Investment Casting (Lost Wax Casting) Process
The investment casting process is an economical way to produce metallic parts with excellent dimensional precision and surface finishing, reducing or virtually eliminating extra machining operations. It is one of the oldest known foundry process. Archeological evidences in different areas of the planet indicate that investment casting process started in the Bronze Age, around 4,000 years BC. It is an industrial process with refined and rigorous control systems for each of the eight following manufacturing step.
This first step consists in a creation of a heat disposable pattern made by the injection of wax into a mold (metal die). Fundimazza counts on automatic injection machines and specialized professionals to assure the parts dimensional precision.
The wax patterns generally have the same basic geometrical shape as the intended finished cast part. The wax injection process forms some burrs in the pattern and it is necessary to remove them carefully. Even the small almost unperceivable particles that do not belong to the final part are removed in this process.
After deburring, the wax patterns are, via a thermal process, assembled onto a runner (also wax-injected made) in order to form a casting tree.
Successive layers of special slurry ceramic refractory materials are apply to the tree with strict control of temperature and humidity.
Once a ceramic layer is ready and dried, the entire tree is placed in an autoclave system to remove most of the wax by means of steam pressure in order to remain only the ceramic shell molds.
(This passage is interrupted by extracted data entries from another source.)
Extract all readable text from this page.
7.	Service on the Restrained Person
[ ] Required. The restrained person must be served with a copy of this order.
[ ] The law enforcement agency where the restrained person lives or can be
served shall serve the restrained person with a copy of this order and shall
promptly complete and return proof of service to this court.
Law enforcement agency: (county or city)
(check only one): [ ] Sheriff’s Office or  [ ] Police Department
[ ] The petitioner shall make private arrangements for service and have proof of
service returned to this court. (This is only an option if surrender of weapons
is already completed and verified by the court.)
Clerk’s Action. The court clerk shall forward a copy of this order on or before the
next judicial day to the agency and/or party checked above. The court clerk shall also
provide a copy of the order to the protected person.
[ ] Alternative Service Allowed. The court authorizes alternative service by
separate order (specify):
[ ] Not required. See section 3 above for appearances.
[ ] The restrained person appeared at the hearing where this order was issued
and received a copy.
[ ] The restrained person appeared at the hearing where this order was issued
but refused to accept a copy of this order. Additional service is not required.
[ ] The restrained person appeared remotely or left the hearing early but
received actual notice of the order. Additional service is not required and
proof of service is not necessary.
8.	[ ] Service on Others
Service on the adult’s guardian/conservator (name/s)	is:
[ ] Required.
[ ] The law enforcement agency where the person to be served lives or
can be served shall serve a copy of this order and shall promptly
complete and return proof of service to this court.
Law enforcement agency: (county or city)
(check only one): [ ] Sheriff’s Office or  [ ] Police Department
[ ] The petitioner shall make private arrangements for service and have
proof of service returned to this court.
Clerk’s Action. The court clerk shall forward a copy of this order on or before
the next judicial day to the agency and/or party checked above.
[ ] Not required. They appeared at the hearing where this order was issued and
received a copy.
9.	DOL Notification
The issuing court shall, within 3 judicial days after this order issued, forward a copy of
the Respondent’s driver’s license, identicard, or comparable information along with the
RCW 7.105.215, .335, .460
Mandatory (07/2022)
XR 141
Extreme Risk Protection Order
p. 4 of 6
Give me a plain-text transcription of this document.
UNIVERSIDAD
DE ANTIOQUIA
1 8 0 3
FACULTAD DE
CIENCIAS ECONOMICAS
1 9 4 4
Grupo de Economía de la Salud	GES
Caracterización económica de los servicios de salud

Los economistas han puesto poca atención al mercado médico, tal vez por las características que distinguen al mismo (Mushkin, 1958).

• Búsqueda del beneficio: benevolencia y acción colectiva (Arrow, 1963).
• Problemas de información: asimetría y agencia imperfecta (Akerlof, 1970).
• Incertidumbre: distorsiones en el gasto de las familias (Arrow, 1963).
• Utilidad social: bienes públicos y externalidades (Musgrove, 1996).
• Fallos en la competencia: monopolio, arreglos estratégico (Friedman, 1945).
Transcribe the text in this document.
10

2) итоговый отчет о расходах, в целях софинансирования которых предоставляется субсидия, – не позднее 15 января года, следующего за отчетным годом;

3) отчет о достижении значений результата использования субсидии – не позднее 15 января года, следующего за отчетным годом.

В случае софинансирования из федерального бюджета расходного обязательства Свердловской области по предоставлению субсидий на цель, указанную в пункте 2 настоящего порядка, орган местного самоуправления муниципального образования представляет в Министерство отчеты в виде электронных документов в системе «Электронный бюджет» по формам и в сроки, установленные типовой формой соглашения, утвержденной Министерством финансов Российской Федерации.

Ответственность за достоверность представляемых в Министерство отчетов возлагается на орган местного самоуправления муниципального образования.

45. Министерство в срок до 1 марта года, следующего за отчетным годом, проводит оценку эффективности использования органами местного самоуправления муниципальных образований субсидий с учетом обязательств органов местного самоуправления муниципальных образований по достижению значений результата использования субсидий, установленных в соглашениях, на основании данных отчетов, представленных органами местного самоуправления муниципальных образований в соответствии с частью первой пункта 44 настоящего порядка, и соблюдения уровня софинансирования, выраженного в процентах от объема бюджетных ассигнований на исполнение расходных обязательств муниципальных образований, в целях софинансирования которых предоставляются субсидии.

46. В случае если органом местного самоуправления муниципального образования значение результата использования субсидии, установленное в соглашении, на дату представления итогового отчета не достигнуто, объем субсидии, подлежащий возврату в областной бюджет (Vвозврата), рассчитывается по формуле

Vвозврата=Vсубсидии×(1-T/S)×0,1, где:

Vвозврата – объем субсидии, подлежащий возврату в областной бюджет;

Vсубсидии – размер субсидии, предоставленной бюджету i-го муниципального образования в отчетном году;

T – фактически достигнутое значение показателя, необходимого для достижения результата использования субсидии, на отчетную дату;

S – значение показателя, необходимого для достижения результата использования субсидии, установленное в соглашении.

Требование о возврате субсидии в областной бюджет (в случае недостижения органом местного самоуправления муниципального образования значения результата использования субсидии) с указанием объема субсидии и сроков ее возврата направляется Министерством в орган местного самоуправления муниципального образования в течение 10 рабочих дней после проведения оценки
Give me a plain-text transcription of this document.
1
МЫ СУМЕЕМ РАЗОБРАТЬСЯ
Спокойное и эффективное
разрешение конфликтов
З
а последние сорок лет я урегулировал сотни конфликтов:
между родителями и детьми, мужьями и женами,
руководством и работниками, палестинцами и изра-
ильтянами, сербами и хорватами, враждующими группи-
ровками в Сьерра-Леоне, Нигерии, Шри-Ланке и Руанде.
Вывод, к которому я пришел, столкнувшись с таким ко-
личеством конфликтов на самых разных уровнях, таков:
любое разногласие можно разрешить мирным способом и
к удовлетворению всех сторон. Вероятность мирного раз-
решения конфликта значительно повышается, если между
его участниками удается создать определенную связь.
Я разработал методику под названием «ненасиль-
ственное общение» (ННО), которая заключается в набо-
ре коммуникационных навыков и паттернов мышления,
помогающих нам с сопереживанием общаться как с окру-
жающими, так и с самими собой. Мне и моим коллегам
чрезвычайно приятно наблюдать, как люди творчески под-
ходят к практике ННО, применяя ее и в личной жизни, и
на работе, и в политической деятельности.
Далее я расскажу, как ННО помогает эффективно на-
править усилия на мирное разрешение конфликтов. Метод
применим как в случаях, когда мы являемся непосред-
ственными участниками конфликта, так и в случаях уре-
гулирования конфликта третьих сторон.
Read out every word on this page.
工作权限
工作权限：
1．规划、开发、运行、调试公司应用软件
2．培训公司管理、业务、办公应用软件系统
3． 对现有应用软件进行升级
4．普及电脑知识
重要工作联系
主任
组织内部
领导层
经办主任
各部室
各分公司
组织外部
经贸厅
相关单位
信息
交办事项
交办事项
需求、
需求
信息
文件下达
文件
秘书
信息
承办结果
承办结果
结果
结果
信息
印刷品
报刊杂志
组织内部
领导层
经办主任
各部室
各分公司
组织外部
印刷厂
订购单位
All spaces previously filled with the wax, are now empty.
To achieve higher mechanical strength and thermal shock resistance, the shell molds empty trees are placed into a furnace in a high temperature of approximately 1,100 C. (2,000 F).
After calcination process, the ceramic shell molds are carefully filled with liquid metal, which by gravity flows into all internal mold, forming the rough workpieces, all attached to the sprue.
The rough workpieces are then cut off from the tress, receive specific finishing (grinding, straightening, heat treatment, machining, engraving, etc.), and, after that, go to a strict final quality inspection before packaging and shipping to the costumer.
Chemical analyses are performed using optical emission spectrometry. The lab also performs mechanical and metallographic tests.